ARM-software/mango

Obtain additional output parameters from the objective function

anamabo opened this issue · 5 comments

Hi,
I was exploring this library and it is very nice and intuitive to use! I have a question though:

In my objective function I'm calling another function that returns many variables, including the one I want to optimise. Is there a way in which I can save those results?

The code I'm using is something like the following snippet:

defined_space= {}

results = []
def funct(a,b,c):
do stuff
return loss, other_params

def objective(**params):
loss, other_params = funct(**params)
results.append(other_params)
return loss

tuner = Tuner(space, objective)

When I run mango, the list "results" is still empty even when I'm appending information every time I call the objective function. How can I save "other_params"?

Thank you a lot for your help!

Thanks for asking the question. If I understand correctly, you need to store some of the intermediate information from the objective function. The following code works for me. You can try and let me know from your end.

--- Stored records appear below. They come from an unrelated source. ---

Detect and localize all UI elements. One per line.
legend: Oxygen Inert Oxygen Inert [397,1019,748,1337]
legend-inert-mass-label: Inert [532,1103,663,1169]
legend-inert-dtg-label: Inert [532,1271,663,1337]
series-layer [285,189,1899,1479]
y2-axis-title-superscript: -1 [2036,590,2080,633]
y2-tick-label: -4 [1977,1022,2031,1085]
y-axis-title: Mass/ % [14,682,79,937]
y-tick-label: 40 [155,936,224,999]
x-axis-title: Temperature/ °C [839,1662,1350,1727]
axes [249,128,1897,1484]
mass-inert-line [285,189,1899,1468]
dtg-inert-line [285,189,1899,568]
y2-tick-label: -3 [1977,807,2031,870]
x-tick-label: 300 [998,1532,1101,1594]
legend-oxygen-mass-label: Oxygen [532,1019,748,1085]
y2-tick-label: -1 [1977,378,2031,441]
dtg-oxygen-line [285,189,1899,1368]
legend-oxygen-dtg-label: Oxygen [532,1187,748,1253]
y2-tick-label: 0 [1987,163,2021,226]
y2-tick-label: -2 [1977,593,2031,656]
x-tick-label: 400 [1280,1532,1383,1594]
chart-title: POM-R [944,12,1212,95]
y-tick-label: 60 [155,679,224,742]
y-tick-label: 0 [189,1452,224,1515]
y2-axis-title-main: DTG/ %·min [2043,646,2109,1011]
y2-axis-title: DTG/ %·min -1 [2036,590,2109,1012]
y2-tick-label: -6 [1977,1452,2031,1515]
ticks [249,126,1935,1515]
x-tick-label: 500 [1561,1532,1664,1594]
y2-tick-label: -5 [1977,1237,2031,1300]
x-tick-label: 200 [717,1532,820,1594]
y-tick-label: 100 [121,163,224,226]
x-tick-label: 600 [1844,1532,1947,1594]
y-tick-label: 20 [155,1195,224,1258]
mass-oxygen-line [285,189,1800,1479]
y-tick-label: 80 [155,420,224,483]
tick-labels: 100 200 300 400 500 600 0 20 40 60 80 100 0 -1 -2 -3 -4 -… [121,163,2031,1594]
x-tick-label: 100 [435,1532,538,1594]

from mango import scheduler, Tuner
param_space = dict(x=range(-10,10))

"""
Storing any form of results from the function
"""
results = []

@scheduler.serial
def objective(x):
global results

results.append(x) #adding intermediate information
return x * x

tuner = Tuner(param_space, objective)
tuner_results = tuner.minimize()

print(tuner_results["best_objective"])
print('Stored Results:',results)

Hi @sandeep-iitr:

Thank you a lot for your prompt response. The example above indeed works; but when the scheduler function is parallel, the results list is empty. Is there an easy way to get values with the parallel configuration? I provide above an example:

param_space = dict(x=range(-10,10), y= range(-5,5))
results = []

def _funct(x, y):
    asum = x+y
    amult = x*y
    return asum, amult

def _objective(x, y):
    global results
    loss, other_param = _funct(x, y)
    results.append(other_param)
    return loss

@scheduler.parallel(n_jobs=2)
def objective2(**args):
    return _objective(**args)

tuner = Tuner(param_space, objective2)
tuner_results = tuner.minimize()
print(results)

As always, thank you for your response!

Thanks. We will get back to you on this soon.

tihom commented

Hi @anamabo,

cc: @sandeep-iitr

Since the parallel scheduler uses joblib which spawn multiple processes to parallelize the execution. These parallel processes do not share the memory so the results.append(other_param) command does not modify the results object in the main process. For this use case you can write your own parallelized objective function like so:

from mango import Tuner
from joblib import Parallel, delayed

other_results = []

def _func(x, y):
    asum = x+y
    amult = x*y
    return asum, amult

n_jobs = 2

def objective(params_batch):
    global other_results

    results_batch = Parallel(n_jobs)(delayed(_func)(**params) for params in params_batch)

    other_results += [result[1] for result in results_batch]
    losses = [result[0] for result in results_batch]

    return losses

param_space = dict(x=range(10), y=range(10))

tuner = Tuner(param_space, objective, dict(num_iteration=4))
tuner_results = tuner.minimize()

print('Params: ', tuner_results['params_tried'])
#=> Params:  [{'y': 1, 'x': 8} {'x': 0, 'y': 9} {'x': 9, 'y': 9} {'x': 0, 'y': 0} {'x': 0, 'y': 1}]
print('Other results: ', other_results)
#=> Other results:  [8, 0, 81, 0, 0]
print('losses: ', tuner_results['objective_values'])
#=> losses:  [ 9  9 18  0  1]

Let us know if this works for you. Thanks.

@tihom and @sandeep-iitr, thank you so much! This example is just what I was looking for. I implemented it and it works.